Je n’ai pas de parcours universitaire classique, je suis autodidacte. Je suis devenu critique du néolibéralisme, de ses effets économiques, sociaux et culturels. Mes références actuelles sont Emmanuel Todd, René Girard, Jean-Claude Michéa, Dany-Robert Dufour, Bernard Friot, Frédéric Lordon, David Cayla, Coralie Delaume, David Graeber, Michel Feher, Naomi Klein...
Les droitards et autres socio-identitaires s’excitent déjà comme des puces en dénonçant la gauche morale, qui, par naïveté, apporterait au Capital une main-d’œuvre bon marché.

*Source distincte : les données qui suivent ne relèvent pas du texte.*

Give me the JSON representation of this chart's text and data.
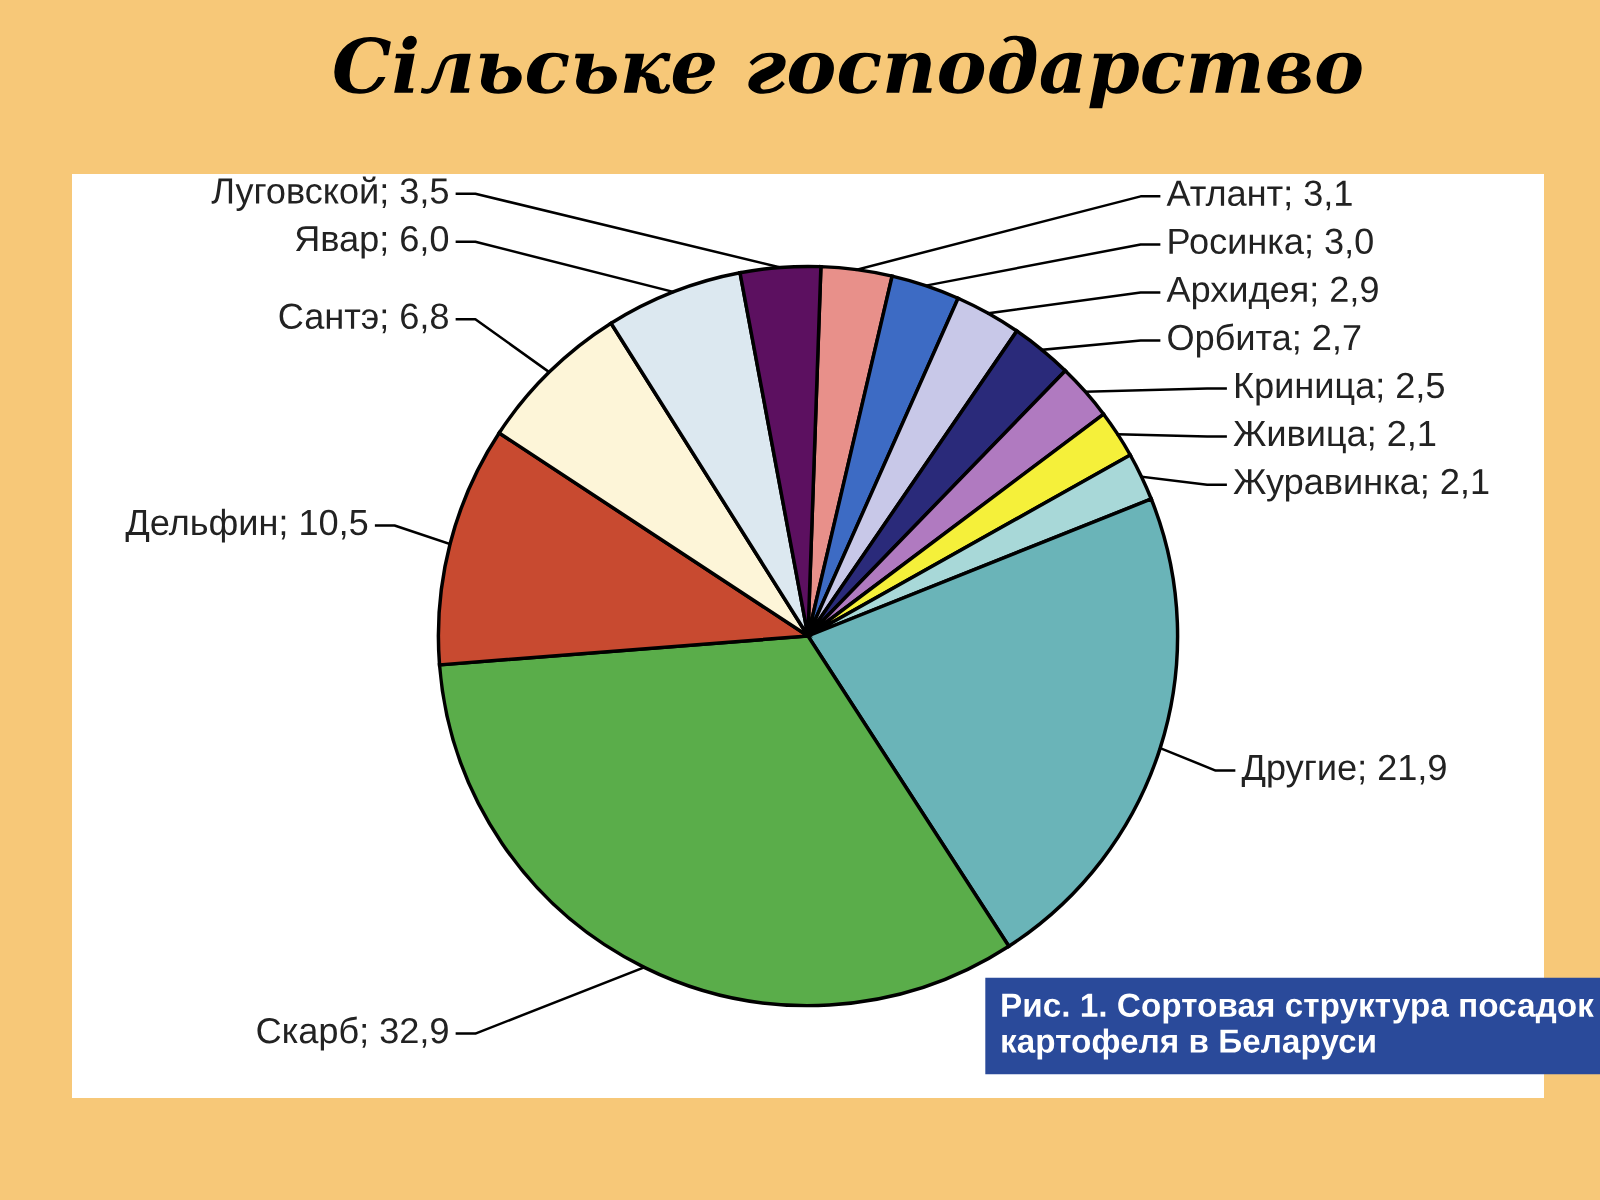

Mais c’est précisément parce que les immigrés sont sans papiers, donc sans droits, qu’ils sont exploités par le Capital. Lorsqu’ils sont régularisés et disposent de titres de séjour et de travail, ils peuvent bénéficier des mêmes droits que les autres salariés : salaire minimum, protection sociale, droit syndical, recours juridiques.
C’est l’existence même de l’immigration irrégulière qui alimente l’exploitation de la misère, le travail au noir, les réseaux de sous-traitance illégale et les marchands de sommeil. En maintenant volontairement des centaines de milliers de personnes dans l’illégalité administrative, on crée un réservoir de main-d’œuvre corvéable à merci.
Ceux qui s’opposent frontalement à la régularisation ne combattent donc pas l’exploitation : ils la rendent possible et durable. Sous couvert de fermeté migratoire, ils soutiennent en réalité un modèle économique fondé sur la précarité, la peur de l’expulsion et le chantage permanent à la survie.
La régularisation des travailleurs sans papiers n’est pas un geste moral : c’est une mesure sociale, économique qui permet de tirer les salaires vers le haut, de limiter le dumping social, de réduire le travail clandestin et de frapper directement les profiteurs de la misère humaine.
En refusant cette réalité, le discours pseudo-souverainiste rejoint objectivement les intérêts du capitalisme néolibéral qu’il prétend combattre.